Privatización y rol del Estado
Este cambio forma parte de la estrategia del Gobierno de avanzar en la privatización de activos y funciones de ENARSA, con la finalidad de reducir la participación del Estado en el mercado energético. La meta es que el sector público se vea más centrado en su papel regulador, estableciendo reglas claras, asegurando la transparencia y garantizando el suministro de energía.
De acuerdo con la nueva normativa, ENARSA dejará de ser responsable de la importación y comercialización de GNL, tarea que pasará al sector privado. Hasta ahora, el Estado compraba GNL a precios internacionales, que oscilaban entre 15 a 17 dólares por MMBTU, para luego venderlo en el mercado interno a precios cercanos a 2,7 dólares por MMBTU, utilizando subsidios para cubrir la diferencia.

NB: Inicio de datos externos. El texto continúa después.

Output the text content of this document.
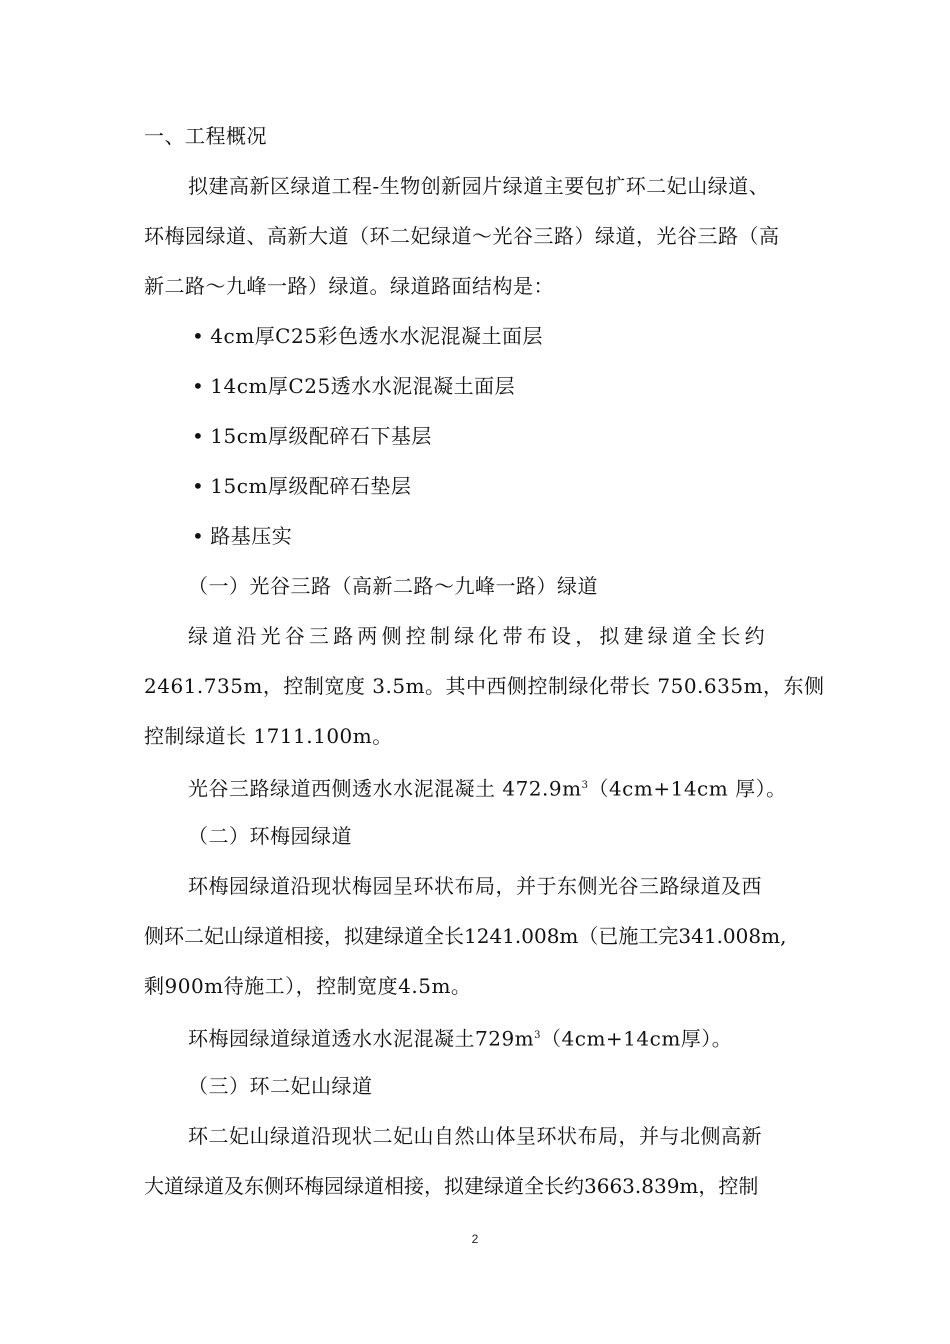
一、工程概况
拟建高新区绿道工程-生物创新园片绿道主要包扩环二妃山绿道、
环梅园绿道、高新大道（环二妃绿道～光谷三路）绿道，光谷三路（高
新二路～九峰一路）绿道。绿道路面结构是：
• 4cm厚C25彩色透水水泥混凝土面层
• 14cm厚C25透水水泥混凝土面层
• 15cm厚级配碎石下基层
• 15cm厚级配碎石垫层
• 路基压实
（一）光谷三路（高新二路～九峰一路）绿道
绿道沿光谷三路两侧控制绿化带布设，拟建绿道全长约
2461.735m，控制宽度 3.5m。其中西侧控制绿化带长 750.635m，东侧
控制绿道长 1711.100m。
光谷三路绿道西侧透水水泥混凝土 $472.9m^3(4cm+14cm$ 厚）。
（二）环梅园绿道
环梅园绿道沿现状梅园呈环状布局，并于东侧光谷三路绿道及西
侧环二妃山绿道相接，拟建绿道全长1241.008m（已施工完341.008m,
剩900m待施工），控制宽度4.5m。
环梅园绿道绿道透水水泥混凝土$729m^3(4cm+14cm$厚）。
（三）环二妃山绿道
环二妃山绿道沿现状二妃山自然山体呈环状布局，并与北侧高新
大道绿道及东侧环梅园绿道相接，拟建绿道全长约3663.839m，控制
2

Cambio en la dinámica comercial
Con este nuevo esquema, se eliminará la intermediación estatal, trasladando las responsabilidades operativas y comerciales al sector privado. Se adjudicará el acceso a la capacidad de regasificación en la terminal de Escobar mediante licitación, donde el operador seleccionado se encargará de importar el GNL, realizar su regasificación e inyectarlo al sistema para abastecer tanto a las distribuidoras como a las usinas eléctricas.
La Secretaría de Energía definirá las condiciones y directrices operativas del proceso para asegurar previsibilidad. En caso de que el sistema no funcione adecuadamente, ENARSA podrá intervenir de manera temporal para prevenir problemas de escasez.
Medidas de control de precios y futuro proyecto
Para evitar distorsiones en un mercado donde la terminal en funcionamiento cumple un rol fundamental en el suministro, se implementará un precio máximo para el gas regasificado durante el próximo invierno. Este precio se calculará basándose en referencias internacionales, añadiendo un costo por logística y operativas (transporte, almacenamiento y comercialización). Esta tarifa adicional se determinará a través de un proceso competitivo entre distintas empresas.
El objetivo de estas medidas es revelar el funcionamiento de un mercado más transparente, donde el Estado no actúe como operador y se dedique a establecer control y normas.Argentina se encuentra también esperando el desarrollo del proyecto Argentina LNG, que está en proceso de definición comercial. YPF está en negociaciones con socios estratégicos internacionales, potenciales compradores de largo plazo y proveedores de tecnología, mientras trabaja en los aspectos contractuales y financieros necesarios para las decisiones finales de inversión.
Cabe recordar que en invierno de 2025, el Gobierno permitió a Cammesa pagar precios elevados por el gas para evitar cortes en el suministro, dado que la oferta era insuficiente bajo el Plan Gas, lo que generó problemas de disponibilidad para las centrales térmicas.
En este contexto, en junio se tuvo que interrumpir el suministro a usuarios industriales y a algunas estaciones de servicio para priorizar el abastecimiento de hogares durante una ola de frío.